Will Chesterfield Co. be building more bike infrastructure like this?
Markus Schmidt reported in today’s Times-Dispatch that “the Chesterfield County Planning Commission signed off on a draft plan that calls for 360 miles of new bicycle pathways and trails throughout the county.”
The final hurdle for the ambitious plan is a vote by the County Board of Supervisors. But the interesting thing about yesterday’s approval is that despite the plan receiving broad support, there was a vocal group in opposition.
Wrote Schmidt: John Pettengill with the Chesterfield Patriot Caucus, a group of local conservative activists, called the plan a “progressive entitlement” that only a minority of county residents will use.
And: Howard Nester Jr., president of the Chesterfield Farm Bureau, asked the commission to postpone a decision on the proposal. “Some of us look at this plan and see parts that are good but think that it’s incomplete,” Nester said. “This is a 50-year plan, there is no inflation in the cost of building or maintaining this. I don’t understand why we are in a hurry to do this process; we need to get this right.”
Those of us who are active cyclists, both recreationally and for commuting, could tell Nester why Chesterfield should “be in a hurry” to produce more amenities. Because there aren’t many of them currently, and the benefits of making a region more bicycle and pedestrian friendly are legion. Luckily, as Schmidt reported, many at the meeting explained that to Nester and Pettengill.

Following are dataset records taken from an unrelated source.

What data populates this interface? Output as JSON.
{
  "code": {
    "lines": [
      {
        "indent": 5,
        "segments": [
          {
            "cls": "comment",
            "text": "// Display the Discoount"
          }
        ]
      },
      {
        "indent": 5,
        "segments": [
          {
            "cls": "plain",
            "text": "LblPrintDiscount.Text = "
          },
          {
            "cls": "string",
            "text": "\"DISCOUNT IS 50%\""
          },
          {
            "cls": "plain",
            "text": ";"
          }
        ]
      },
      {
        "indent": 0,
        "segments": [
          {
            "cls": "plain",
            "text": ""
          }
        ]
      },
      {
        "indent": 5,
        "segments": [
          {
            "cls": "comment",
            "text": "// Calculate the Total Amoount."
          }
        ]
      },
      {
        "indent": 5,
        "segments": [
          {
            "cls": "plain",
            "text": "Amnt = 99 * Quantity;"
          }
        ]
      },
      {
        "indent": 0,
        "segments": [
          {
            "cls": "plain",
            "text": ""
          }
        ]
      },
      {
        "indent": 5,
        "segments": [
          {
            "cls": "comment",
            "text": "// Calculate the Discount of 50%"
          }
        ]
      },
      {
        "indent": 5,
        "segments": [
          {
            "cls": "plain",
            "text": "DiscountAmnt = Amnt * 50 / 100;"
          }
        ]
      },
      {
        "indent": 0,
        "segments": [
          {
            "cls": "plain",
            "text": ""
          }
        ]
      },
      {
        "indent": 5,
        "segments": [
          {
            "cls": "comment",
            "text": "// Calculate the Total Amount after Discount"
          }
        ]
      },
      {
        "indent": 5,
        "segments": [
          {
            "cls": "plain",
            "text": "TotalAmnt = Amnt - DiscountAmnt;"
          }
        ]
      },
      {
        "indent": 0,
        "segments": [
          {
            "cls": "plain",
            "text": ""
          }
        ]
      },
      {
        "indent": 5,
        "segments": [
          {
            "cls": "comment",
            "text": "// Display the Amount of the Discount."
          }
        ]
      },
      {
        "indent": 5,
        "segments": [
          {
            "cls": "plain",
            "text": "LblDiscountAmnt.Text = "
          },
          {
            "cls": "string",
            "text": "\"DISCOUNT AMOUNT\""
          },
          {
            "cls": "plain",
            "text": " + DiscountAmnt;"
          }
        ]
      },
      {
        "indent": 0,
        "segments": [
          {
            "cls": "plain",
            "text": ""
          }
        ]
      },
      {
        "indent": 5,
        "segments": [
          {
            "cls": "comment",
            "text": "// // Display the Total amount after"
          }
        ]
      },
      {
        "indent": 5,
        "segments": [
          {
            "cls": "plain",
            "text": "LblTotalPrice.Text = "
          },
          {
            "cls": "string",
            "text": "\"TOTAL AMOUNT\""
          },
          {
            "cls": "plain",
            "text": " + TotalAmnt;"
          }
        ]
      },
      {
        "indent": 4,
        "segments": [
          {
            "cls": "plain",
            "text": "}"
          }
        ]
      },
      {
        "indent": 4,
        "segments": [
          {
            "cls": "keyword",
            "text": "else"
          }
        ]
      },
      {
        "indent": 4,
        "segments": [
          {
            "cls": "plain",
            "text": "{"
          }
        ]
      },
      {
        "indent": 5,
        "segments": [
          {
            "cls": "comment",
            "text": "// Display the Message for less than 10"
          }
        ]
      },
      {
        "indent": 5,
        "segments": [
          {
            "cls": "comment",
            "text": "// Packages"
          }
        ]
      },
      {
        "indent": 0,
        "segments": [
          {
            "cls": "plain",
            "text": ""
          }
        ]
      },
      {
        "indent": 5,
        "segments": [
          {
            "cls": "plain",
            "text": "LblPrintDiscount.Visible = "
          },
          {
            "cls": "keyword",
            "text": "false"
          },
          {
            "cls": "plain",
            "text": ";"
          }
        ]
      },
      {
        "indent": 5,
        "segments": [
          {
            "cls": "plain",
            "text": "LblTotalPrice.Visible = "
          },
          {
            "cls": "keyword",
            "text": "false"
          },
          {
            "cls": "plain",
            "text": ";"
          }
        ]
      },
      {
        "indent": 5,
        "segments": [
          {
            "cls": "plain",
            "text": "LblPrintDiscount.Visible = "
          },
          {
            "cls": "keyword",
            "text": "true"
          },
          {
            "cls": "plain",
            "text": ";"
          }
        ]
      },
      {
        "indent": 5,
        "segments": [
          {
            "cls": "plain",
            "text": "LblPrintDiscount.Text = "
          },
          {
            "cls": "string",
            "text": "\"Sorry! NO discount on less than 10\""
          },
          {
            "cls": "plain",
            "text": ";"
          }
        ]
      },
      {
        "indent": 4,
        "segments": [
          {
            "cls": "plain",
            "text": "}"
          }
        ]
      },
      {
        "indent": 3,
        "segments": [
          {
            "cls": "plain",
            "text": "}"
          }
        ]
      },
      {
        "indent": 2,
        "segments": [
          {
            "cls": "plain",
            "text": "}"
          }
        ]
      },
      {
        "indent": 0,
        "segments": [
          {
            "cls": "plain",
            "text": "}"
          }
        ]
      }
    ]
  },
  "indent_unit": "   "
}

Ken Robertson, a retired lieutenant colonel in the Army and an avid cyclist, said the plan had a “great ability to attract talent to the area and businesses that want to locate here.”
The county is home to Pocahontas SP, which features dozens of miles of trail open to bikes.
Jo Gehlbach with the Richmond Association of Realtors said that property values increase when they are adjacent to bike trails and paths, and Ashley Mann of Midlothian said that “building out these trails will improve the quality for all of us.”
Project Manager Heather Barrar said it all when she said that “the interest (in bike trails) is more than we have ever seen in the county.”
The Board of Supervisors has set its public hearing on the bike plan for Nov. 18, and a few board members have set up community meetings in their districts. If you live in Chesterfield County and you support a more bike/pedestrian-friendly approach to transportation in the county, now’s the time to make your voice heard.